ガティブ” OK!なんじゃない?」と思うだけです。

 なぜならネガティブが「悪」のように扱われるのは、ポジ

ティブを必要以上に持ち上げるからであって、それによって

人の自然なネガティブさが不当に貶められている  同時に

自然なポジティブさも汚される。


 「したいことができない」

 「夢が無い」

 「成功するための努力なんてできない」

 「前向きになれない」


 いいじゃないですか。たんに人間的だというだけですよ。

それを「いけないこと」だと感じてしまうのは、わたしたち

が、長い間《ポジティブ・プロパガンダ》にさらされてきた

せいですよ。


 弱くていいんですよ。

 「強い人」は大抵は「強がってる」だけですよ。

 現実的に「強い」人は「弱いもの」を押しのける力が有る

ってだけだし、人の痛みを分からない無神経な人間ですよ。

 真に「強い人」は、その強さを自分以外のものを生かすた

めに使いますよ。


 「ネガティブ OK !」

 「弱くていい」

 「がんばれなくても構わない」

 「上手く生きられなくても、人生そんなもん」

 それでいいんだと思う。

 そういったことをバカにしたり、許さないのは、その社会

に許容力が無いだけの話。その社会がエゴの強い、卑しい社

だということですよ。


 自分の過去も、今の自分も、将来の自分も、自分のすべ

てがネガティブにしか見ることができないとしても、それが

自分なら、その自分を愛してやろう。「良い」「悪い」は脇

にどけて、ポジティブでもネガティブでもなく、許してやろ

う、認めてやろう、その、そのままを抱きしめてやろう。

 そこには、“真のポジティブ性” とでも言うべき、〈生〉

の暖かさ・明るさがあるだろう。
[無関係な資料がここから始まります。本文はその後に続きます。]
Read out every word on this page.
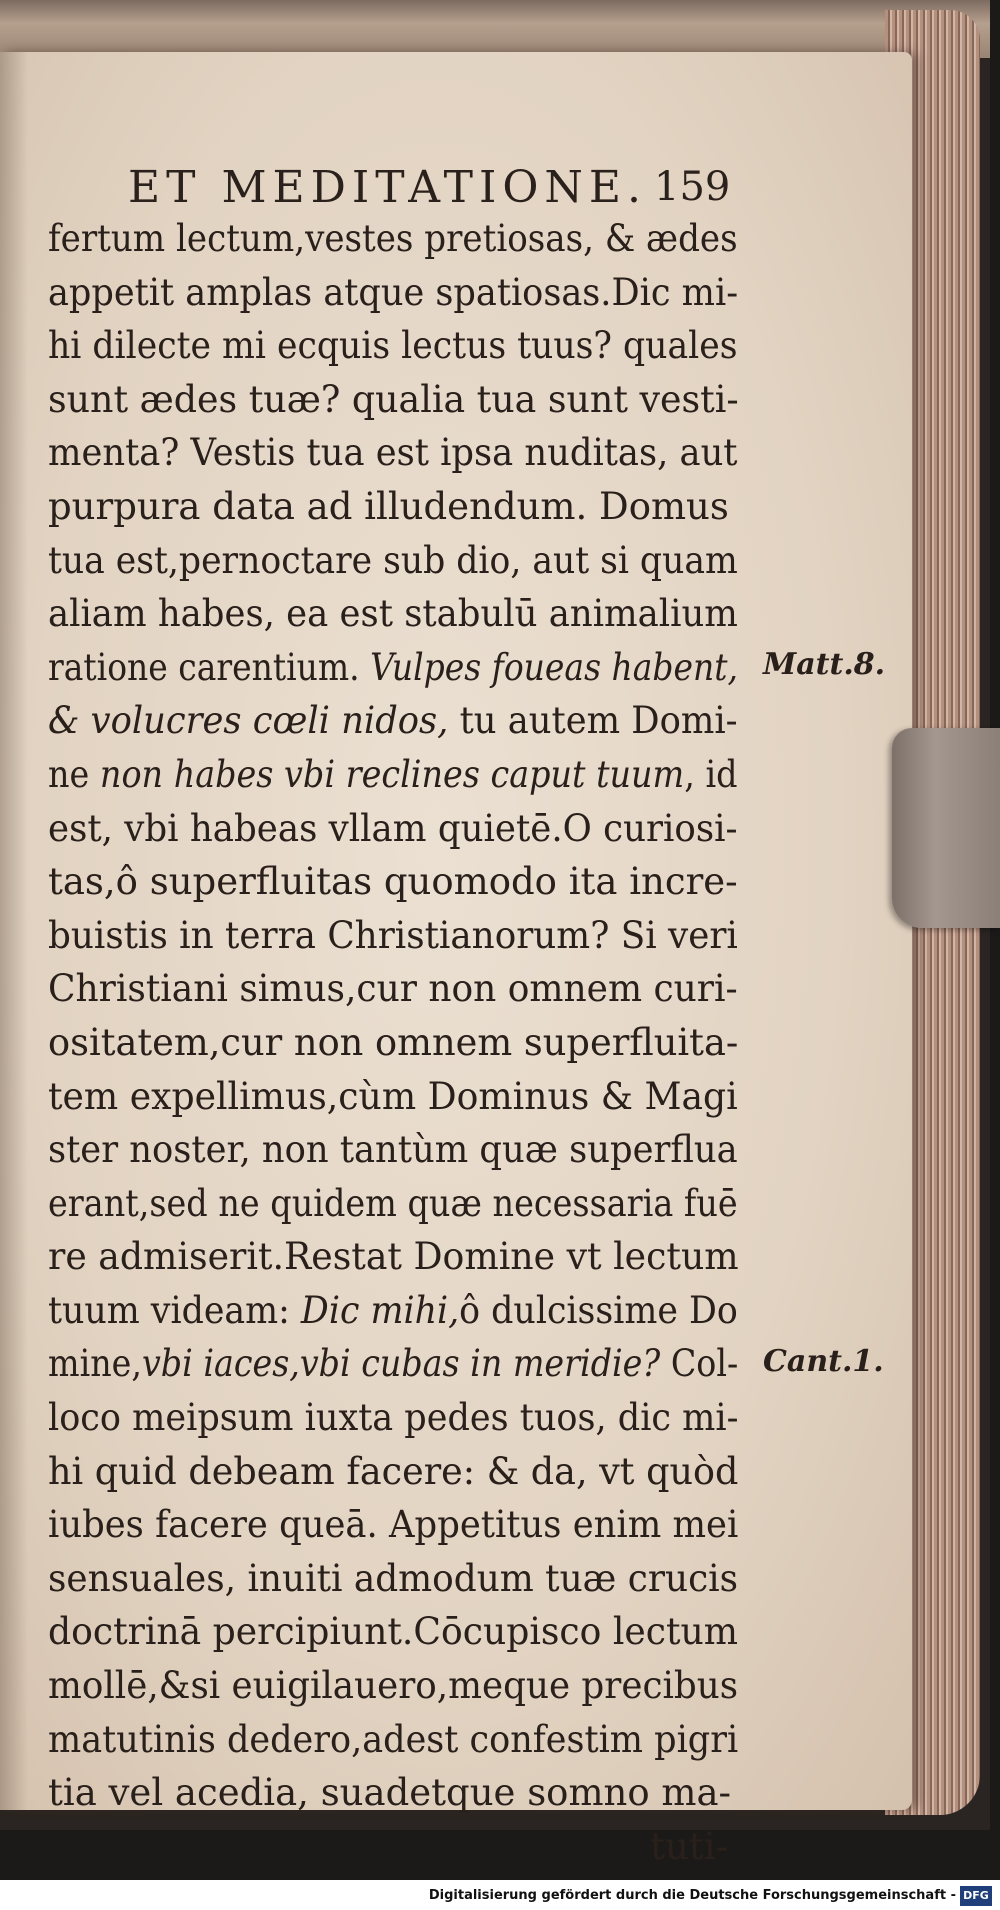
ET MEDITATIONE. 159
fertum lectum,vestes pretiosas, & ædes
appetit amplas atque spatiosas.Dic mi-
hi dilecte mi ecquis lectus tuus? quales
sunt ædes tuæ? qualia tua sunt vesti-
menta? Vestis tua est ipsa nuditas, aut
purpura data ad illudendum. Domus
tua est,pernoctare sub dio, aut si quam
aliam habes, ea est stabulū animalium
ratione carentium. Vulpes foueas habent,
& volucres cœli nidos, tu autem Domi-
ne non habes vbi reclines caput tuum, id
est, vbi habeas vllam quietē.O curiosi-
tas,ô superfluitas quomodo ita incre-
buistis in terra Christianorum? Si veri
Christiani simus,cur non omnem curi-
ositatem,cur non omnem superfluita-
tem expellimus,cùm Dominus & Magi
ster noster, non tantùm quæ superflua
erant,sed ne quidem quæ necessaria fuē
re admiserit.Restat Domine vt lectum
tuum videam: Dic mihi,ô dulcissime Do
mine,vbi iaces,vbi cubas in meridie? Col-
loco meipsum iuxta pedes tuos, dic mi-
hi quid debeam facere: & da, vt quòd
iubes facere queā. Appetitus enim mei
sensuales, inuiti admodum tuæ crucis
doctrinā percipiunt.Cōcupisco lectum
mollē,&si euigilauero,meque precibus
matutinis dedero,adest confestim pigri
tia vel acedia, suadetque somno ma-
tuti-
Matt.8.
Cant.1.
Digitalisierung gefördert durch die Deutsche Forschungsgemeinschaft - DFG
「生きている」ということ

は、そこにエネルギーがあるということだと、誰も疑うこと

はできないのだから。

 そしてそこから、わたしたちの本来持つ〈生〉が、大きく

伸びをするように、息づき始めるだろう・・・。


 社会の《ポジティブ・プロパガンダ》はこれからも続く。

 “ポジティブ” を疑うことは、大事だと思うね。それが、

自然に生まれる “真のポジティブ性” かどうかね。